ABSTRACT: Human health is related to animal life, health and disease primarily through animal food products and the safety and risks connected to these products. In other terms: the quality of the food produced from animal products (eggs, milk and meat) is important in order to maintain human health and be a safe resource for food.

In this paper, food quality can be described in terms of process quality and product quality: Process quality arrives from how animals live their lives, and how the food is produced and processed, and product quality is defined by the values of the food product itself (nutrition, sensorial), including food safety. In this paper, the relations between animal production with focus on disease handling and human health risks is briefly explored and discussed. Animal health and food safety is related to each other through the presence of zoonotic diseases, and the potential threats of certain substances in the food product such as mycotoxins, heavy metals, or drug residues, and through transfer of bacteria being resistant to antimicrobial drugs.

The potentials for veterinary homoeopathy is concluded to be linked to food quality and safety through a potential for gradual minimisation of disease level in animals, no transfer of antimicrobial residues or resistant bacteria, and through a philosophical impact on the way of keeping animals and systematically removing all obstacles to cure not only WHEN they are diseased via building up a good and healthy animal production system and focus on breeding, feeding, human care-taking and allowing the animals as much freedom of choice as possible in order to fulfil natural needs and natural behaviour.

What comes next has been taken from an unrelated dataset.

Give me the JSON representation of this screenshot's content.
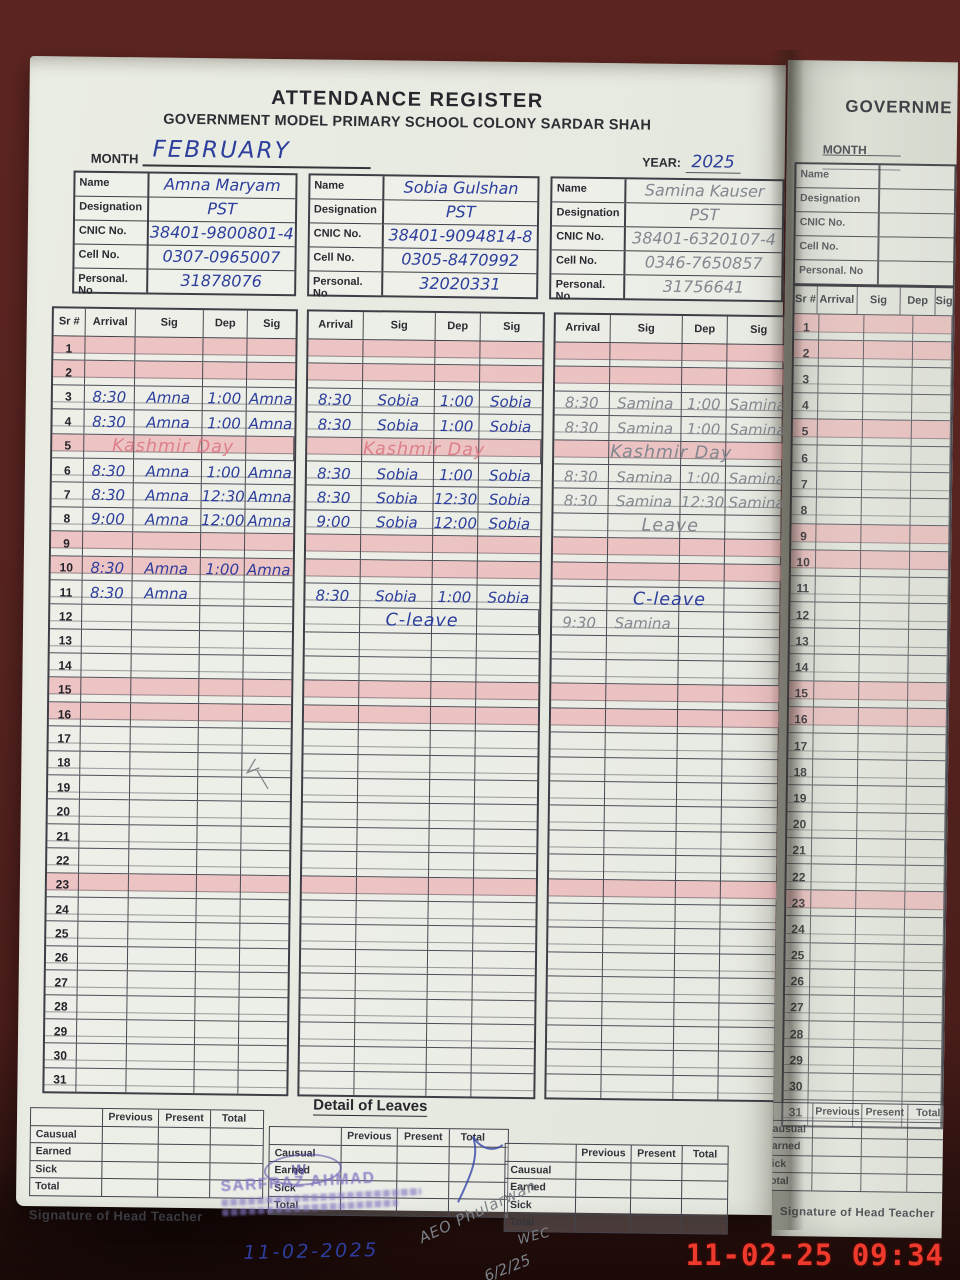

The potentials for developing a good veterinary homoeopathic treatment practice is far from being fulfilled at the moment. Education among farmers as well as among veterinarians is needed, and the current conflicting legislation complicates the use of veterinary homoeopathy in the EU countries. The perspectives for using veterinary homoeopathy in farm animal treatment practice on a more global level seems very relevant, as much medicine is being used followed by severe problems with antimicrobial resistance and drug residues in many countries, e.g. in the so-called developing world. The perspectives of implementing homoeopathic treatment approaches into veterinary practice in e.g. African countries seem even more difficult than for e.g. Northern Western-European countries.